Start Here: Your Claude Cowork Guide

New to Cowork? Learn what it is, how it works, and get your first workflows running safely.

How to get Claude Cowork

Cowork is a mode inside the Claude Desktop app. Here is what you need and how to set it up.

Requirements

  • macOS or Windows (x64) — Cowork runs inside the Claude Desktop app. No web or mobile version.
  • Paid Claude plan — Pro, Max, Team, or Enterprise. Not available on the free tier.
  • Internet connection — Required throughout your session.
1

Download Claude Desktop

Get the app from claude.com/download. Install it and sign in with your Anthropic account.

2

Open Cowork mode

Launch the app and click the Cowork tab in the mode selector at the top.

3

Select a folder

Grant Cowork access to a specific folder on your computer. Avoid sharing your entire home directory—create a dedicated project folder instead, like ~/Cowork/Projects/.

4

Describe your task

Type what you want done in plain language. Claude will propose an approach and wait for your approval before making any changes.

Tips for your first session

  • • Start with a read-only task—ask Claude to summarize a folder without modifying anything.
  • • Keep the app open while Claude works. Closing it ends the session.
  • • Review Claude’s plan before approving. You stay in control at every step.

Cowork vs. Claude Code: What's the difference?

Claude Cowork

Claude Desktop in agentic mode. Works with your local files and approved connectors.

  • Access and modify local files and folders
  • Connect to Gmail, Google Drive, Slack, and more
  • Automate repetitive tasks across your tools
  • Get results emailed, filed, or saved automatically
  • Control permissions—only access what you approve

Claude Code

Claude in your terminal. Agentic coding directly from the command line.
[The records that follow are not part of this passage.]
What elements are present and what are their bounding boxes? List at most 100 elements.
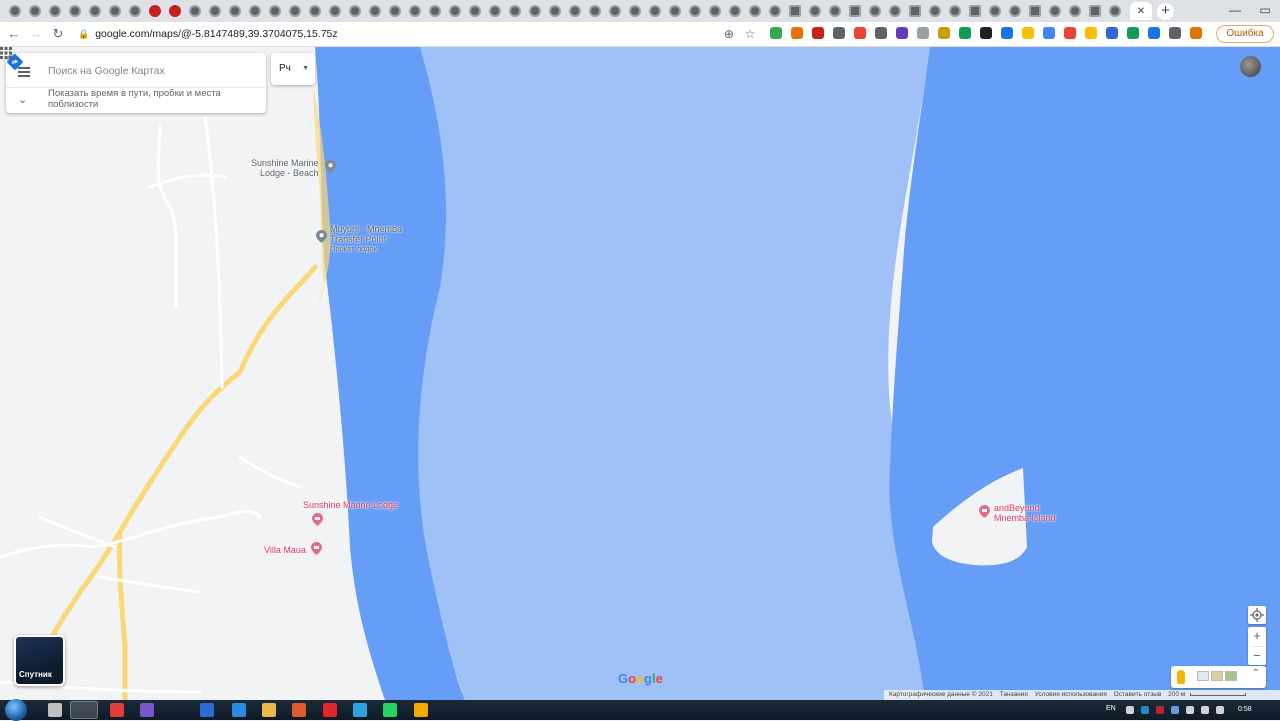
map-canvas[interactable]: Sunshine Marine Lodge - Beach Muyuni - Mn… (0, 47, 1280, 700)
pegman-icon[interactable] (1177, 670, 1185, 684)
browser-tab[interactable] (1086, 2, 1104, 20)
minimize-icon[interactable]: — (1220, 0, 1250, 22)
taskbar-app-icon[interactable] (323, 703, 337, 717)
my-location-button[interactable] (1248, 606, 1266, 624)
tray-icon[interactable] (1201, 706, 1209, 714)
category-button[interactable]: Рч ▼ (271, 53, 315, 85)
browser-tab[interactable] (166, 2, 184, 20)
place-pin-icon[interactable] (325, 160, 336, 173)
traffic-prompt[interactable]: Показать время в пути, пробки и места по… (48, 88, 258, 110)
browser-tab[interactable] (826, 2, 844, 20)
layer-thumb-icon[interactable] (1211, 671, 1223, 681)
browser-tab[interactable] (1006, 2, 1024, 20)
browser-tab[interactable] (706, 2, 724, 20)
browser-tab[interactable] (206, 2, 224, 20)
extension-icon[interactable] (833, 27, 845, 39)
browser-tab[interactable] (746, 2, 764, 20)
browser-tab[interactable] (226, 2, 244, 20)
browser-tab[interactable] (346, 2, 364, 20)
extension-icon[interactable] (770, 27, 782, 39)
place-label[interactable]: Villa Maua (264, 545, 306, 555)
browser-tab[interactable] (966, 2, 984, 20)
browser-tab[interactable] (426, 2, 444, 20)
language-indicator[interactable]: EN (1106, 700, 1116, 718)
extension-icon[interactable] (1085, 27, 1097, 39)
hotel-pin-icon[interactable] (979, 505, 990, 518)
layer-thumb-icon[interactable] (1225, 671, 1237, 681)
browser-tab[interactable] (626, 2, 644, 20)
search-input[interactable] (46, 61, 196, 81)
browser-tab[interactable] (46, 2, 64, 20)
start-button[interactable] (5, 699, 27, 721)
place-label[interactable]: andBeyond Mnemba Island (994, 503, 1056, 523)
extension-icon[interactable] (875, 27, 887, 39)
back-icon[interactable]: ← (5, 25, 23, 43)
taskbar-app-icon[interactable] (200, 703, 214, 717)
expand-icon[interactable]: ⌃ (1252, 668, 1260, 679)
place-pin-icon[interactable] (316, 230, 327, 243)
tray-icon[interactable] (1156, 706, 1164, 714)
close-tab-icon[interactable]: ✕ (1137, 6, 1145, 17)
browser-tab[interactable] (66, 2, 84, 20)
taskbar-app-icon[interactable] (140, 703, 154, 717)
extension-icon[interactable] (980, 27, 992, 39)
browser-tab[interactable] (1026, 2, 1044, 20)
satellite-toggle[interactable]: Спутник (14, 635, 65, 686)
tray-icon[interactable] (1216, 706, 1224, 714)
tray-icon[interactable] (1141, 706, 1149, 714)
browser-tab[interactable] (766, 2, 784, 20)
zoom-in-button[interactable]: + (1248, 627, 1266, 646)
browser-tab[interactable] (1066, 2, 1084, 20)
install-icon[interactable]: ⊕ (720, 25, 738, 43)
browser-tab[interactable] (466, 2, 484, 20)
browser-tab[interactable] (686, 2, 704, 20)
browser-tab[interactable] (546, 2, 564, 20)
scale-label[interactable]: 200 м (1168, 691, 1185, 698)
browser-tab[interactable] (406, 2, 424, 20)
browser-tab[interactable] (1106, 2, 1124, 20)
taskbar-app-icon[interactable] (70, 701, 98, 719)
extension-icon[interactable] (917, 27, 929, 39)
browser-tab[interactable] (866, 2, 884, 20)
terms-link[interactable]: Условия использования (1035, 691, 1107, 698)
place-label[interactable]: Sunshine Marine Lodge - Beach (251, 158, 319, 178)
browser-tab[interactable] (146, 2, 164, 20)
browser-tab[interactable] (806, 2, 824, 20)
country-link[interactable]: Танзания (1000, 691, 1028, 698)
extension-icon[interactable] (1190, 27, 1202, 39)
chevron-down-icon[interactable]: ⌄ (18, 95, 30, 106)
extension-icon[interactable] (938, 27, 950, 39)
reload-icon[interactable]: ↻ (49, 25, 67, 43)
feedback-link[interactable]: Оставить отзыв (1114, 691, 1162, 698)
layer-thumb-icon[interactable] (1197, 671, 1209, 681)
browser-tab[interactable] (846, 2, 864, 20)
taskbar-app-icon[interactable] (353, 703, 367, 717)
browser-tab[interactable] (946, 2, 964, 20)
browser-tab[interactable] (666, 2, 684, 20)
browser-tab[interactable] (586, 2, 604, 20)
tray-icon[interactable] (1186, 706, 1194, 714)
browser-tab[interactable] (306, 2, 324, 20)
forward-icon[interactable]: → (27, 25, 45, 43)
apps-grid-icon[interactable] (0, 47, 12, 59)
browser-tab[interactable] (786, 2, 804, 20)
browser-tab[interactable] (506, 2, 524, 20)
browser-tab[interactable] (486, 2, 504, 20)
maximize-icon[interactable]: ▭ (1250, 0, 1280, 22)
browser-tab[interactable] (6, 2, 24, 20)
browser-tab[interactable] (1046, 2, 1064, 20)
extension-icon[interactable] (854, 27, 866, 39)
place-label[interactable]: Muyuni - Mnemba Transfer Point Прокат лодо… (330, 224, 402, 254)
browser-tab[interactable] (126, 2, 144, 20)
browser-tab[interactable] (886, 2, 904, 20)
new-tab-button[interactable]: + (1157, 3, 1174, 20)
browser-tab[interactable] (266, 2, 284, 20)
extension-icon[interactable] (896, 27, 908, 39)
taskbar-app-icon[interactable] (383, 703, 397, 717)
extension-icon[interactable] (1064, 27, 1076, 39)
bookmark-star-icon[interactable]: ☆ (741, 25, 759, 43)
hotel-pin-icon[interactable] (311, 542, 322, 555)
zoom-out-button[interactable]: − (1248, 647, 1266, 666)
browser-tab[interactable] (726, 2, 744, 20)
taskbar-app-icon[interactable] (262, 703, 276, 717)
  • Write and debug code from your terminal
  • Agentic coding—Claude reads, edits, and runs code autonomously
  • Works with your existing codebase and dev tools
  • Git-aware with built-in safety checks
  • Perfect for refactoring, debugging, and building features

In short: Use Cowork to automate work in your actual files and tools. Use Claude Code to build and test new code.

Your first 3 Cowork tasks

1

Analyze a folder of files (read-only)

Give Cowork access to a folder and ask it to read and summarize the contents. No file changes—perfect for low-risk practice.

View read-only analyzer workflow →
2

Organize a downloads folder safely

Ask Cowork to sort files by type and ask for confirmation before moving anything. Build confidence with a supervised task.

View folder organization workflow →
3

Extract and reformat data from documents

Use a prompt pack to pull data from files and output it in a new format. See Cowork’s strength in data transformation.

View data extraction prompt pack →

How to scope access safely

Cowork is powerful because it can access your files and tools. Keep it safe by following these principles:

1. Start with specific folders

Don’t give Cowork access to your entire home directory. Instead, create a dedicated folder for each task. Example: ~/Cowork/Projects/Q1-Reports/

2. Use read-only when possible

If Cowork only needs to read files, tell it explicitly: “You have read-only access. Do not delete, move, or modify any files.” This is your failsafe.

3. Ask for verification steps

Before Cowork takes any action (especially delete, move, or overwrite), instruct it to summarize what it plans to do and wait for your approval.

4. Test on a copy first

For any task involving file modifications, duplicate the folder and test your workflow on the copy before running on the real thing.

5. Review permissions regularly

Check what connectors and folders Cowork has access to. Revoke access when you’re done with a task. Don’t leave standing permissions.